The Lebanese Center for Human Rights (CLDH)

is a local non-profit, non-partisan Lebanese human rights organization based in Beirut. CLDH was created in 2006 by the Franco-Lebanese Movement SOLIDA (Support for Lebanese Detained Arbitrarily), which had been active since 1996 in the struggle against arbitrary detention, enforced disappearance, torture, and the impunity of those perpetrating gross human rights violations. CLDH is represented by its Executive Director, Fadel Fakih.

Lebanese Association for Taxpayers’ Rights (ALDIC)

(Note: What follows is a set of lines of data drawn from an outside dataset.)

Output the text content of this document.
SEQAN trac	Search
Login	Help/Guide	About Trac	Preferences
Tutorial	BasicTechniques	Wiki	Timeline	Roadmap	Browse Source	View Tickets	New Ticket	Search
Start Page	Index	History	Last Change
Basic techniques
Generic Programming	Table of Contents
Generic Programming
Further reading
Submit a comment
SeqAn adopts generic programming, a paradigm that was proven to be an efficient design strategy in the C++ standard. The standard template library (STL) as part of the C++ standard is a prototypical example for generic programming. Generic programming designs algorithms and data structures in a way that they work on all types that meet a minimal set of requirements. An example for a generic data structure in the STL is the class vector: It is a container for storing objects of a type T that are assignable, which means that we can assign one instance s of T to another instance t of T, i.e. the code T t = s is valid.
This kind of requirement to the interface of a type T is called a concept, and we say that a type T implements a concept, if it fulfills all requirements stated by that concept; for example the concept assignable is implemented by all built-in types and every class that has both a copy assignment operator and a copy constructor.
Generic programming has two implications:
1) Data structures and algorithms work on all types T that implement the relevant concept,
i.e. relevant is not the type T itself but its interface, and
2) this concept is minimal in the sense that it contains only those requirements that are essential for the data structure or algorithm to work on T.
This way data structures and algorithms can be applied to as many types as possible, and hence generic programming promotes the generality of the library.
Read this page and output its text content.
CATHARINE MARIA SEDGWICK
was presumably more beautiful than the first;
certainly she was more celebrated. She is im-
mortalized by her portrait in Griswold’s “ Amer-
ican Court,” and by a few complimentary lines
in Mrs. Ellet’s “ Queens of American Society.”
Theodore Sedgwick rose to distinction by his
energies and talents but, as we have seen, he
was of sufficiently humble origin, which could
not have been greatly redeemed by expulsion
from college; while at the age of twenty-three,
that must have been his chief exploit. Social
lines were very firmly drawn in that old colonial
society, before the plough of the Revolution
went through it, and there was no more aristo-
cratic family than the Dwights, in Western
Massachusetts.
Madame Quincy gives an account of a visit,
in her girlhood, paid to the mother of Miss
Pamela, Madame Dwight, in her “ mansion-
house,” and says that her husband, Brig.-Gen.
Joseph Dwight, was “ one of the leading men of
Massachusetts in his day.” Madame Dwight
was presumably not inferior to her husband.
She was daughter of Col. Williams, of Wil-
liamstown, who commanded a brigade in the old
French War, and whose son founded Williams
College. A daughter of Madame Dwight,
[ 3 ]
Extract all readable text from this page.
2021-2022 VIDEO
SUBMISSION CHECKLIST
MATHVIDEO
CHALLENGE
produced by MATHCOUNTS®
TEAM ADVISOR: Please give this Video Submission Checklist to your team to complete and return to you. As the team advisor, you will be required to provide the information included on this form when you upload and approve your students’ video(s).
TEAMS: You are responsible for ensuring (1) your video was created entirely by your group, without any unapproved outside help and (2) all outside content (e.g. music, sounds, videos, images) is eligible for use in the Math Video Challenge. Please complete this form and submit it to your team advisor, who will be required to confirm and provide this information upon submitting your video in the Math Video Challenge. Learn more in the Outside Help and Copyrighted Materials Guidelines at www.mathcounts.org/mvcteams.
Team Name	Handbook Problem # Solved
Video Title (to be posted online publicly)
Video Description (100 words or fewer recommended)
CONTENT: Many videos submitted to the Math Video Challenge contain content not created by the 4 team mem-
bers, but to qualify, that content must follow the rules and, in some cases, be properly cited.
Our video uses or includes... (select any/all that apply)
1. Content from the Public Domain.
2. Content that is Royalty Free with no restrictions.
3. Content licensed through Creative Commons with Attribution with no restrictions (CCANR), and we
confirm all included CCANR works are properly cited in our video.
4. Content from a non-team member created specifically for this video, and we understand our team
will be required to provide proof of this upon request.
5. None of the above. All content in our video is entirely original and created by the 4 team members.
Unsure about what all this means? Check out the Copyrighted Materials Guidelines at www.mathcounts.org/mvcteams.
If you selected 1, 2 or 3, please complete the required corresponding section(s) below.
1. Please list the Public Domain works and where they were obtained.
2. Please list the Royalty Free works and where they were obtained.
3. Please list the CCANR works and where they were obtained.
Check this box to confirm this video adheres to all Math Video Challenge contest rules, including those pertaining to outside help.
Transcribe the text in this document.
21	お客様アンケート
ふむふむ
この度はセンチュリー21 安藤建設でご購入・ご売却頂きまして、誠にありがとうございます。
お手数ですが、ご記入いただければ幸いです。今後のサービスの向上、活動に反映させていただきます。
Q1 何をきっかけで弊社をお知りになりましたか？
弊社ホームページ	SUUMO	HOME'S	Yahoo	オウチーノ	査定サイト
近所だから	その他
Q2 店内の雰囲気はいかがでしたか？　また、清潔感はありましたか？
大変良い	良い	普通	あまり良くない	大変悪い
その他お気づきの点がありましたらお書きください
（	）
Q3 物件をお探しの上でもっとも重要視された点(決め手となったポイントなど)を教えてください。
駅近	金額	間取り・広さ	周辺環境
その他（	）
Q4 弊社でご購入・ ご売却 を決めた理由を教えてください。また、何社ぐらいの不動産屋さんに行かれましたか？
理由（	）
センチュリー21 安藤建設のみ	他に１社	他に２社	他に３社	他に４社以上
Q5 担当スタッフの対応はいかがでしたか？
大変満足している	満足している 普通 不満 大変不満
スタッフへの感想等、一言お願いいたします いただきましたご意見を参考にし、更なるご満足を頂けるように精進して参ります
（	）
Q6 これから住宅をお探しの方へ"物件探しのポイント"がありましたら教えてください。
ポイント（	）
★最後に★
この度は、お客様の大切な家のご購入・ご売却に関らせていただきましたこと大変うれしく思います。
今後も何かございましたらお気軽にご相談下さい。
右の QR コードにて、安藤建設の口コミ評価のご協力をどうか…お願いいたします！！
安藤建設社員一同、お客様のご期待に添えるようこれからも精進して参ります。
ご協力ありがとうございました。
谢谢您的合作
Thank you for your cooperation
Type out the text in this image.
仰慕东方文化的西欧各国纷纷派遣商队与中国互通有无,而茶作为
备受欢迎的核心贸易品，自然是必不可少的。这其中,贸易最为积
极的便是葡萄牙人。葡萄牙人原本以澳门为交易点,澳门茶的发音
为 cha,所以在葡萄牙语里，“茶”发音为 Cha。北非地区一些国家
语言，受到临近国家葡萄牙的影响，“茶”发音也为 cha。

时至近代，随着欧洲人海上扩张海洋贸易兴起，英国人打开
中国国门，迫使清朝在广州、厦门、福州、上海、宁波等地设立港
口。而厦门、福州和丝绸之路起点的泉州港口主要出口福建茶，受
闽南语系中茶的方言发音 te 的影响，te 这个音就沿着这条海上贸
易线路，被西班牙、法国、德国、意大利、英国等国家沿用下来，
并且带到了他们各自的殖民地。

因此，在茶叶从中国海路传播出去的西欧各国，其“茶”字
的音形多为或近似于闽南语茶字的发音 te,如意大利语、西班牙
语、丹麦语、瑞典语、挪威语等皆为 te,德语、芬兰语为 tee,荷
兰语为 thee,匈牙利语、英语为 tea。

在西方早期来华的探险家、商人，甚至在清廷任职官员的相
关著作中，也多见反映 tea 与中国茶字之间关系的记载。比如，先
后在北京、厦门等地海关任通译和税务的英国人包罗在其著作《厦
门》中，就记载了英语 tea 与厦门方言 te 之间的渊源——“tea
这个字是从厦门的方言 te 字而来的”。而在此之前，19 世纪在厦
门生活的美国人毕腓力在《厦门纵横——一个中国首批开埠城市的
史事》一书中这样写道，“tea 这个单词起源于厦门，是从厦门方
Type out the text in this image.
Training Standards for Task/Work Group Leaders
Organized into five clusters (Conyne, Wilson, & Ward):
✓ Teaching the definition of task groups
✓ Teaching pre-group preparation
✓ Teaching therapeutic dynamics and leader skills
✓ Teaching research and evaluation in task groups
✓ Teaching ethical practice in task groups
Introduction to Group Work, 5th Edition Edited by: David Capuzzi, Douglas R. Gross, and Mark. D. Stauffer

Lebanese Association for Taxpayers’ Rights (ALDIC)

ALDIC’s initial mission is to serve the general interest and protect the taxpayers’ rights. ALDIC strives to promote tax ethics and compliance and informs citizens about their rights and obligations. It advocates for citizens’ rights and seeks greater control of the public over the management of public funds at all levels of the administration. The association strives to serve the general interest and offers, through its expertise, to work and collaborate with public authorities for an overhaul of fiscal and tax systems in force. It is a place of cooperation, exchange and initiatives which focuses on knowledge, financial literacy and citizenship in fiscal matters, good governance, transparency, and accountability. ALDIC is presented by its board member, Carine Tohme.